EA’ların eş zamanlı şarj problemi farklı açılardan ele alınabilir. Yapılan iki çalışmada, EA şarj istasyonları konumlandırılırken, uygun coğrafi koordinatlar bulunmaya çalışılmıştır [34-35]. Bir başka çalışmada ise koordine kümeleme algoritmaları kullanılarak, bir pilot kent içerisinde EA şarj istasyonlarının konulacağı yerler belirlenmiştir [34]. Parçacık sürü optimizasyonu yöntemi, şarj istasyonlarının yerlerinin belirlenmesi için kullanılan bir başka hesapsal yöntemdir [35]. [36]’da şarj zamanlaması için piyango-tabanlı bir hesapsal yöntem önerilmiştir.
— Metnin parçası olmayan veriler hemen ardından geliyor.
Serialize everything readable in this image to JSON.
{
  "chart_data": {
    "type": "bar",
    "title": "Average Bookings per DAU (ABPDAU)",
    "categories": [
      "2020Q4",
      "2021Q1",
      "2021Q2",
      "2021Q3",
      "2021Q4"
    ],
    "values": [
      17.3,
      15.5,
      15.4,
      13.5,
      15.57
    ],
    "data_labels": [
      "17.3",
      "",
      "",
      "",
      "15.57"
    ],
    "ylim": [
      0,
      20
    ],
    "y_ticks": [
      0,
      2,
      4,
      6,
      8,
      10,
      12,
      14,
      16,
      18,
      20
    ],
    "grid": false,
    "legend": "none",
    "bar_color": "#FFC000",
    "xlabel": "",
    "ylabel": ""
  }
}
Piyango-tabanlı zamanlama, bulanık kuyruk yapıları ya da GA ile oluşturulmuş çözümlerin birbirlerine göre farklı avantajları bulunur [37-38].

EA’lar her ne kadar şarj esnasında şebekeyi yükleyen bir sorun olarak görülseler de kimi araştırmacılar, bu arabaların sahip oldukları bataryalar sayesinde enerji depolama amaçlı kullanabileceklerini düşünmüştür. Tasarlanan geleceğin şebekeleri, sadece yenilenebilir enerji kaynaklarını bünyesine katmakla kalmayacak, EA bataryaları gibi farklı enerji kaynaklarından da faydalanıyor olacaktır. Bunun temel nedeni, trafiğe çıkan hibrit araba ve EA sayısının hızla artmasıdır. Elektrik motor satışlarının önümüzdeki 7 sene içerisinde yaklaşık bir milyar dolardan, üç milyar dolara çıkması beklenmektedir [39].

(20)

Öte taraftan, yapılan araştırmalara göre, bu arabaların ya da genel olarak trafikte olan arabaların %90’ı gün içerisinde park halinde bulunur [40]. Park halinde bulunan araba sayısının çok olması, bu arabaların bataryalarının kullanılarak dağıtık bir enerji depolama yapısı kurulması için araştırmacılara ilham vermektedir.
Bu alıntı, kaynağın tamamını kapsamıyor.